More than that, there’s the historical aspect of the museum. The level of information available about the start of Thailand’s aviation journey, inclusion in the world wars, and their own personal development of craft and pilots is well documented and beautifully displayed in an air conditioned area. There is art work, original posters and scaled models of a variety of aircraft and aircraft hangers that are stunning to look at. The aircrafts in this part of the museum are pristinely cared for with staff on hand to answer any questions you may have, so long as you speak Thai, or have a Thai speaker with you.

Follow through the main area of the museum to a make-shift 747 fuselage, and onto an outside area with larger planes and helicopters. This is all under cover and incredibly spectacular. And it doesn’t stop there. A little further outside you get to the piece de la resistance, The Hanger. It can get hot but it’s amazing — there are aircraft of all shapes and sizes, many of which are open to embark. Get the experience of being a real pilot, fighting in the war, or pleasure cruising around the open skies of Thailand. It’s really cool, even as a non-aviation enthusiast.

You can get a a delicious Thai meal for a few baht at the café, and the facilities are clean and user friendly. If you want to take a little bit of the museum home, there’s a gift shop that offers a huge range of model making equipment and kits, memorabilia and souvenirs.

Jesada Technik Museum

The biggest vehicle museum in Thailand and in the region, Jesada Technik houses hundreds of transport vehicles, including cars, trucks, motorcycles, tricycles, bicycles, buses as well as planes, a helicopter, trains, farm and construction equipment. Amazingly, they are all part of a private collection.

The collector, Khun Jesada, is first and foremost a long-time automobile enthusiast. He initially acquired a Messerschmitt KR200, a German Microcar, via auction in Switzerland in 1997. A decade later, the collection rapidly multiplied, encompassing around 500 specimens, covering modes of transport on road, rail and sky.

This then promoted Khun Jesada to establish a museum for the purposes of maintaining public interest and preserving the history and heritage of vehicles and machines. In January 2007, Jesada Technik Museum opened its doors to the public, with no admission fee.

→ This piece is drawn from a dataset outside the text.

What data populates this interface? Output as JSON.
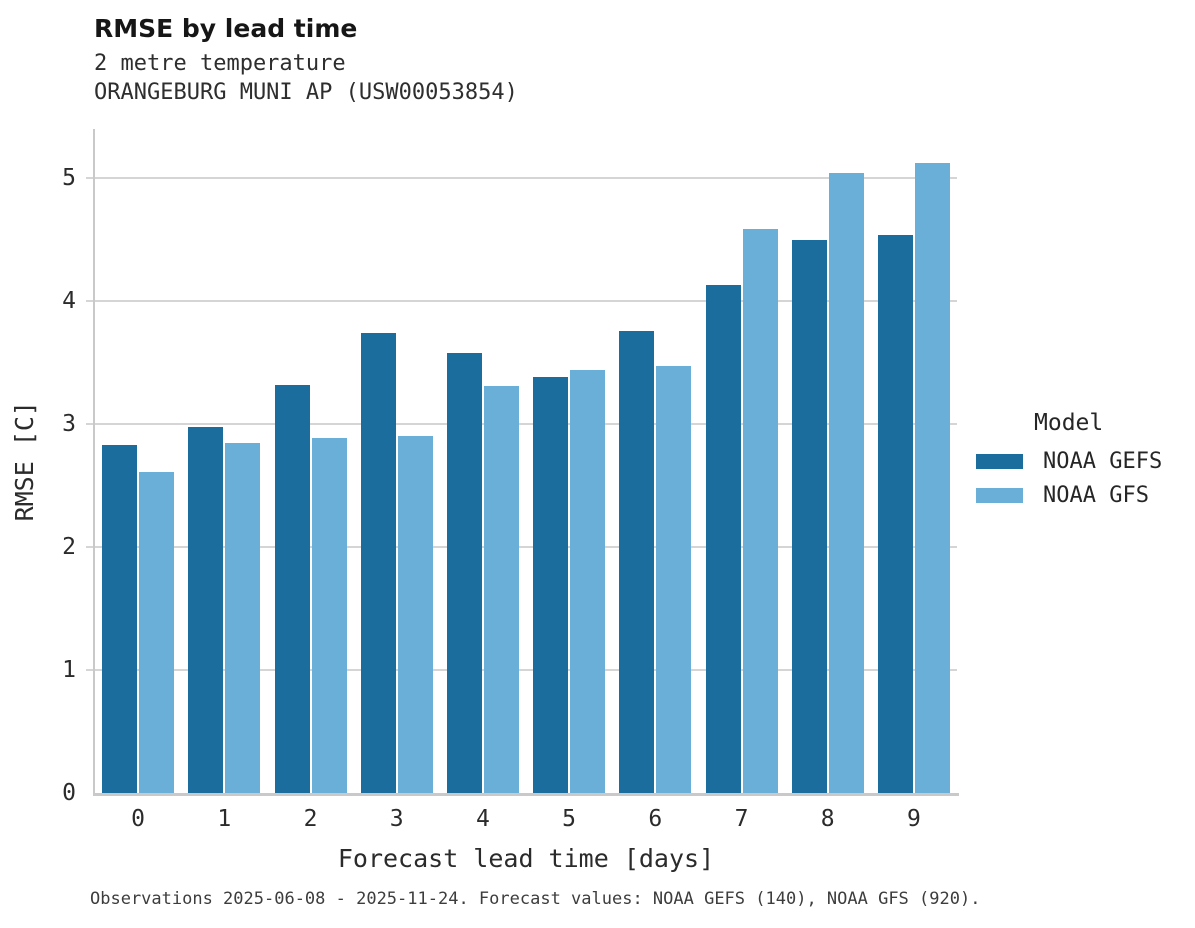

Visitors are free to wander around at their leisure and enjoy vintage, newer and rarely seen vehicles. Vehicles are in various states of repair or restoration. The collection focuses on European brands, but also has a few vehicles from the U.S. Families that enjoy mechanical contraptions will appreciate the exhibits and could spend well over an hour here; others with no interest in such things may find it boring after a short time. Unfortunately, there isn’t a lot of written documentation about the vehicles; further information may be provided by the staff on hand.

The museum is located outside of Bangkok in Nakhon Pathom province, about a 80 to 90 minutes drive from the city centre, making for a good half-day trip.